Countess of Rietberg
- Reign: 1565 - 13 July 1584
- Predecessor: Agnes of Bentheim-Steinfurt (as regent)
- Successor: Walburgis of Rietberg
- Alongside: Walburgis of Rietberg (1565–1576)

Lady of Esens, Stedesdorf and Wittmund
- Reign: 1565 - 27 September 1576
- Predecessor: Agnes of Bentheim-Steinfurt (as regent)
- Successor: Walburgis of Rietberg (as sole ruler)
- Alongside: Walburgis of Rietberg (1565–1576)
- Born: 1555/1556 Rietberg
- Died: 13 July 1584
- Spouse: Eric V, Count of Hoya Simon VI, Count of Lippe
- House: Werl-Arnsberg-Cuyk
- Father: John II, Count of Rietberg
- Mother: Agnes of Bentheim-Steinfurt

= Armgard, Countess of Rietberg =

Countess Armgard of Rietberg (also: Irmgard; died 13 July 1584) was from 1565 to 1584 Countess of Rietberg in her own right. She was also Countess of Hoya by marriage from 1568 to 1575 and Countess of Lippe by marriage from 1578 until her death.

Armgard was the elder of two daughters of John II and his wife, Countess Agnes of Bentheim-Steinfurt. Armgard married on 3 January 1568 Count Eric V of Hoya. He died on 12 March 1575. Armgard then married on 26 June 1578 Count Simon VI of Lippe.

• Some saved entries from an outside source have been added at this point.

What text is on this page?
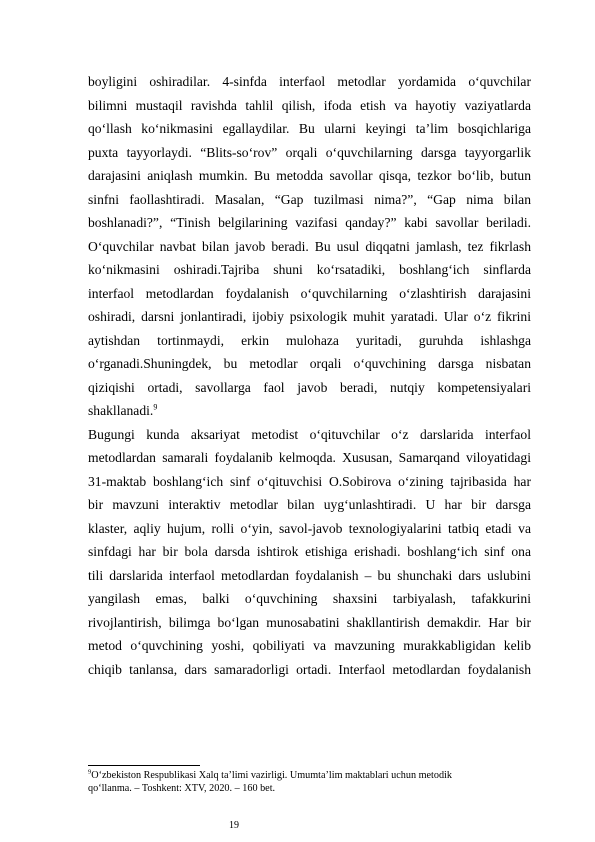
boyligini oshiradilar. 4-sinfda interfaol metodlar yordamida o‘quvchilar
bilimni mustaqil ravishda tahlil qilish, ifoda etish va hayotiy vaziyatlarda
qo‘llash ko‘nikmasini egallaydilar. Bu ularni keyingi ta’lim bosqichlariga
puxta tayyorlaydi. “Blits-so‘rov” orqali o‘quvchilarning darsga tayyorgarlik
darajasini aniqlash mumkin. Bu metodda savollar qisqa, tezkor bo‘lib, butun
sinfni faollashtiradi. Masalan, “Gap tuzilmasi nima?”, “Gap nima bilan
boshlanadi?”, “Tinish belgilarining vazifasi qanday?” kabi savollar beriladi.
O‘quvchilar navbat bilan javob beradi. Bu usul diqqatni jamlash, tez fikrlash
ko‘nikmasini oshiradi.Tajriba shuni ko‘rsatadiki, boshlang‘ich sinflarda
interfaol metodlardan foydalanish o‘quvchilarning o‘zlashtirish darajasini
oshiradi, darsni jonlantiradi, ijobiy psixologik muhit yaratadi. Ular o‘z fikrini
aytishdan tortinmaydi, erkin mulohaza yuritadi, guruhda ishlashga
o‘rganadi.Shuningdek, bu metodlar orqali o‘quvchining darsga nisbatan
qiziqishi ortadi, savollarga faol javob beradi, nutqiy kompetensiyalari
shakllanadi.$^9$
Bugungi kunda aksariyat metodist o‘qituvchilar o‘z darslarida interfaol
metodlardan samarali foydalanib kelmoqda. Xususan, Samarqand viloyatidagi
31-maktab boshlang‘ich sinf o‘qituvchisi O.Sobirova o‘zining tajribasida har
bir mavzuni interaktiv metodlar bilan uyg‘unlashtiradi. U har bir darsga
klaster, aqliy hujum, rolli o‘yin, savol-javob texnologiyalarini tatbiq etadi va
sinfdagi har bir bola darsda ishtirok etishiga erishadi. boshlang‘ich sinf ona
tili darslarida interfaol metodlardan foydalanish – bu shunchaki dars uslubini
yangilash emas, balki o‘quvchining shaxsini tarbiyalash, tafakkurini
rivojlantirish, bilimga bo‘lgan munosabatini shakllantirish demakdir. Har bir
metod o‘quvchining yoshi, qobiliyati va mavzuning murakkabligidan kelib
chiqib tanlansa, dars samaradorligi ortadi. Interfaol metodlardan foydalanish
$^9$O‘zbekiston Respublikasi Xalq ta’limi vazirligi. Umumta’lim maktablari uchun metodik
qo‘llanma. – Toshkent: XTV, 2020. – 160 bet.
19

Her father died on 11 December 1562. Because she had no brothers, Armgard and her sister Walburgis inherited his possessions. Because they were minors, their mother acted as guardian and Regent. On 27 September 1576, Armgard and Walburgis divided their inheritance: Armgard received Rietberg; Walburgis received the Lordships of Esens, Stedesdorf and Wittmund.

Armgard died childless on 13 July 1584 and the County of Rietberg fell to her sister Walburgis, so that the County of Rietberg and Harlingerland were reunited in one hand.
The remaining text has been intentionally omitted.